Guest opinion: Assess the total time when looking at cost

‘WHETHER you are a business traveller empowered to make your own decisions about your travel arrangements or a corporate manager responsible for many, the price of travel and accommodation is key. We may all talk about service and value for money but ultimately all of us are responsible for numbers and to ignore price savings in any decision-making would not be prudent.

However, where many fall short is in exactly what they are measuring as the price of a trip. Much time is spent between calls to agents and trawls on the internet to compare the prices of flights to a destination. Is the same consideration given to which airport a flight may depart from or land at? Is consideration given to the time of day?

Why would these matter?
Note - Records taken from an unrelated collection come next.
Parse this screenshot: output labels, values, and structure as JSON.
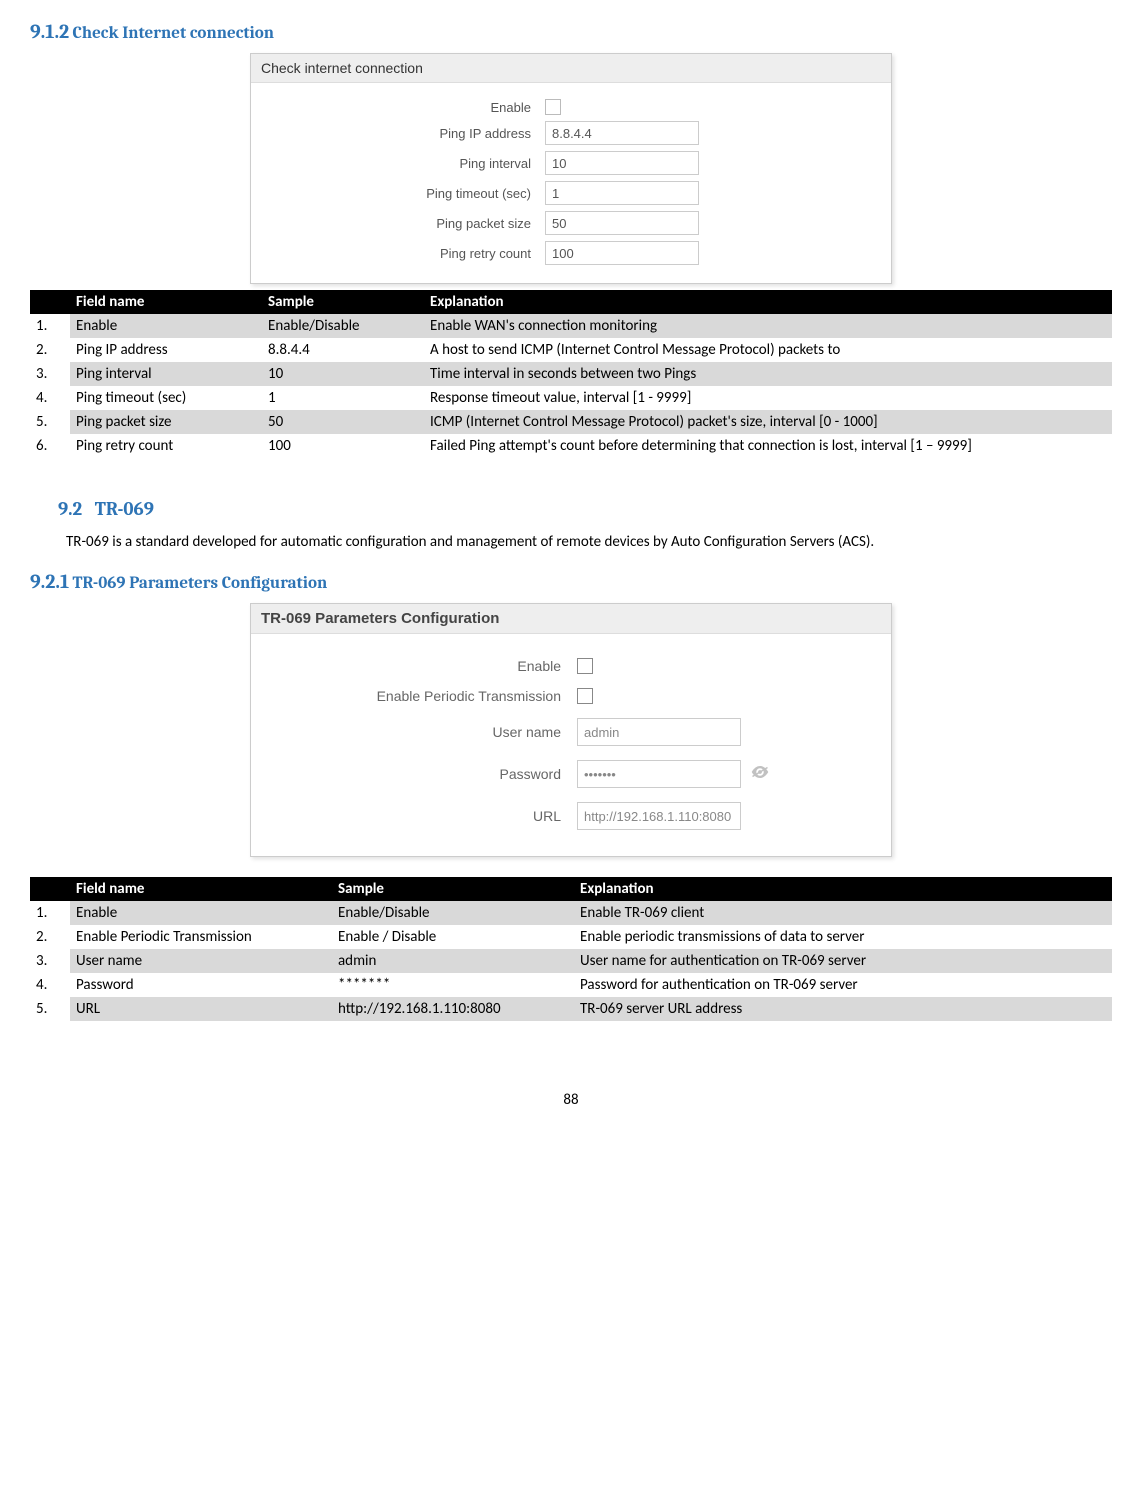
{
  "section_912": {
    "num": "9.1.2",
    "title": "Check Internet connection"
  },
  "panel1": {
    "title": "Check internet connection",
    "fields": {
      "enable": "Enable",
      "ping_ip": "Ping IP address",
      "ping_ip_val": "8.8.4.4",
      "ping_interval": "Ping interval",
      "ping_interval_val": "10",
      "ping_timeout": "Ping timeout (sec)",
      "ping_timeout_val": "1",
      "ping_packet": "Ping packet size",
      "ping_packet_val": "50",
      "ping_retry": "Ping retry count",
      "ping_retry_val": "100"
    }
  },
  "table1": {
    "headers": {
      "field": "Field name",
      "sample": "Sample",
      "expl": "Explanation"
    },
    "rows": [
      {
        "n": "1.",
        "f": "Enable",
        "s": "Enable/Disable",
        "e": "Enable WAN's connection monitoring"
      },
      {
        "n": "2.",
        "f": "Ping IP address",
        "s": "8.8.4.4",
        "e": "A host to send ICMP (Internet Control Message Protocol) packets to"
      },
      {
        "n": "3.",
        "f": "Ping interval",
        "s": "10",
        "e": "Time interval in seconds between two Pings"
      },
      {
        "n": "4.",
        "f": "Ping timeout (sec)",
        "s": "1",
        "e": "Response timeout value, interval [1 - 9999]"
      },
      {
        "n": "5.",
        "f": "Ping packet size",
        "s": "50",
        "e": "ICMP (Internet Control Message Protocol) packet's size, interval [0 - 1000]"
      },
      {
        "n": "6.",
        "f": "Ping retry count",
        "s": "100",
        "e": "Failed Ping attempt's count before determining that connection is lost, interval [1 – 9999]"
      }
    ]
  },
  "section_92": {
    "num": "9.2",
    "title": "TR-069"
  },
  "tr069_para": "TR-069 is a standard developed for automatic configuration and management of remote devices by Auto Configuration Servers (ACS).",
  "section_921": {
    "num": "9.2.1",
    "title": "TR-069 Parameters Configuration"
  },
  "panel2": {
    "title": "TR-069 Parameters Configuration",
    "fields": {
      "enable": "Enable",
      "enable_periodic": "Enable Periodic Transmission",
      "user": "User name",
      "user_val": "admin",
      "pass": "Password",
      "pass_val": "•••••••",
      "url": "URL",
      "url_val": "http://192.168.1.110:8080"
    }
  },
  "table2": {
    "headers": {
      "field": "Field name",
      "sample": "Sample",
      "expl": "Explanation"
    },
    "rows": [
      {
        "n": "1.",
        "f": "Enable",
        "s": "Enable/Disable",
        "e": "Enable TR-069 client"
      },
      {
        "n": "2.",
        "f": "Enable Periodic Transmission",
        "s": "Enable / Disable",
        "e": "Enable periodic transmissions of data to server"
      },
      {
        "n": "3.",
        "f": "User name",
        "s": "admin",
        "e": "User name for authentication on TR-069 server"
      },
      {
        "n": "4.",
        "f": "Password",
        "s": "*******",
        "e": "Password for authentication on TR-069 server"
      },
      {
        "n": "5.",
        "f": "URL",
        "s": "http://192.168.1.110:8080",
        "e": "TR-069 server URL address"
      }
    ]
  },
  "page_number": "88"
}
The sophisticated yield management systems that all airlines now employ finely tune price on every route according to historical and current demand by day of the week and time of the day. These demand patterns are not completely illogical.

A 6am flight might be significantly cheaper than the 8am alternative but are you prepared to set the alarm for a time in the night akin to that at which you might crawl in from a party? If you are driving to an airport car park, it might mean empty roads but in most cities public transport tends to be non-existent before 5am, so you could be paying the price of adding an expensive taxi transfer to your travel bill.
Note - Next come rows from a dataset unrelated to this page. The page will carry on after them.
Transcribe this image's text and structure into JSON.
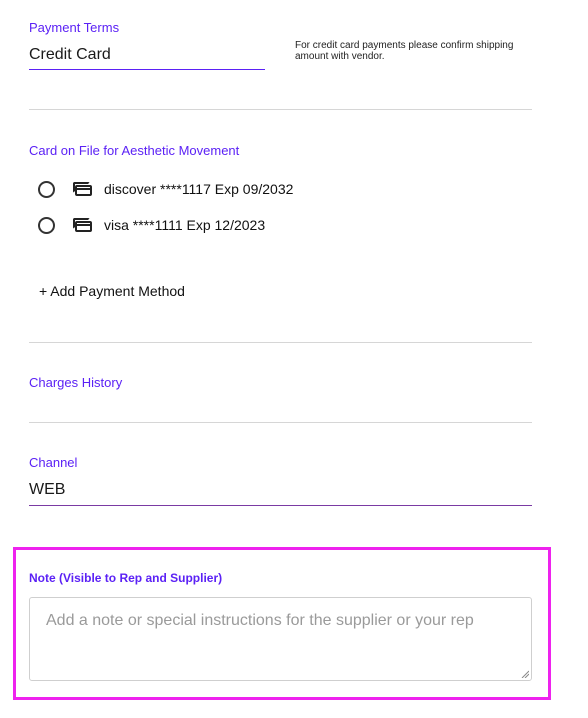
{
  "payment_terms": {
    "label": "Payment Terms",
    "value": "Credit Card",
    "note": "For credit card payments please confirm shipping amount with vendor."
  },
  "card_on_file": {
    "label": "Card on File for Aesthetic Movement",
    "cards": [
      {
        "text": "discover ****1117 Exp 09/2032",
        "icon": "credit-card-icon",
        "selected": false
      },
      {
        "text": "visa ****1111 Exp 12/2023",
        "icon": "credit-card-icon",
        "selected": false
      }
    ],
    "add_label": "+ Add Payment Method"
  },
  "charges_history": {
    "label": "Charges History"
  },
  "channel": {
    "label": "Channel",
    "value": "WEB"
  },
  "note": {
    "label": "Note (Visible to Rep and Supplier)",
    "placeholder": "Add a note or special instructions for the supplier or your rep",
    "value": ""
  },
  "colors": {
    "accent": "#5b21f5",
    "highlight": "#ee22ee",
    "divider": "#d6d6d6"
  }
}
Similarly, when you are travelling to cities where there are alternative airports (Charleroi and Beauvais are technically coded Brussels and Paris), it is worth investigating the time differences between the locations of the airports and your business destination. If the New York office you are visiting is actually in New Jersey or to the south, opting for a Newark-bound flight over JFK can make a lot of sense, both in terms of time and money. This, of course, is not only an ‘air’ issue. Many travel managers have, quite understandably, worked hard to reduce the number of hotels in any city with which there are corporate rates. Fewer approved properties means more bed nights per property, which gives more negotiating leverage and, ultimately, a better rate.

However, the hotels in which you are being asked to stay because of a keenly- negotiated rate could well be miles from your business destination, thereby increasing the cost in terms of both time and taxi fares.

If you work in a company where you are allowed a certain latitude in your accommodation decisions, it is well worth investigating distance between alternative hotels and where you need to be in a city.

To look at the total cost of travel seems logical but, you might argue, if you extend this argument part of that cost is also the time it might take you to do this research. Is this not something that your travel agent or travel arranger could do for you?

Well, yes and no – some will have this knowledge but it is a rare individual indeed who will be familiar with the transfer times and costs of every possible business destination. It might require only a bit of surfing on the internet but this is all time. Many of the travel technology companies are acutely aware of the value to any traveller or arranger of assessing the total time and cost and are working to incorporate this information into their content. In the interests of taking unnecessary cost and time out of travel, we urge them to make this as accessible as possible.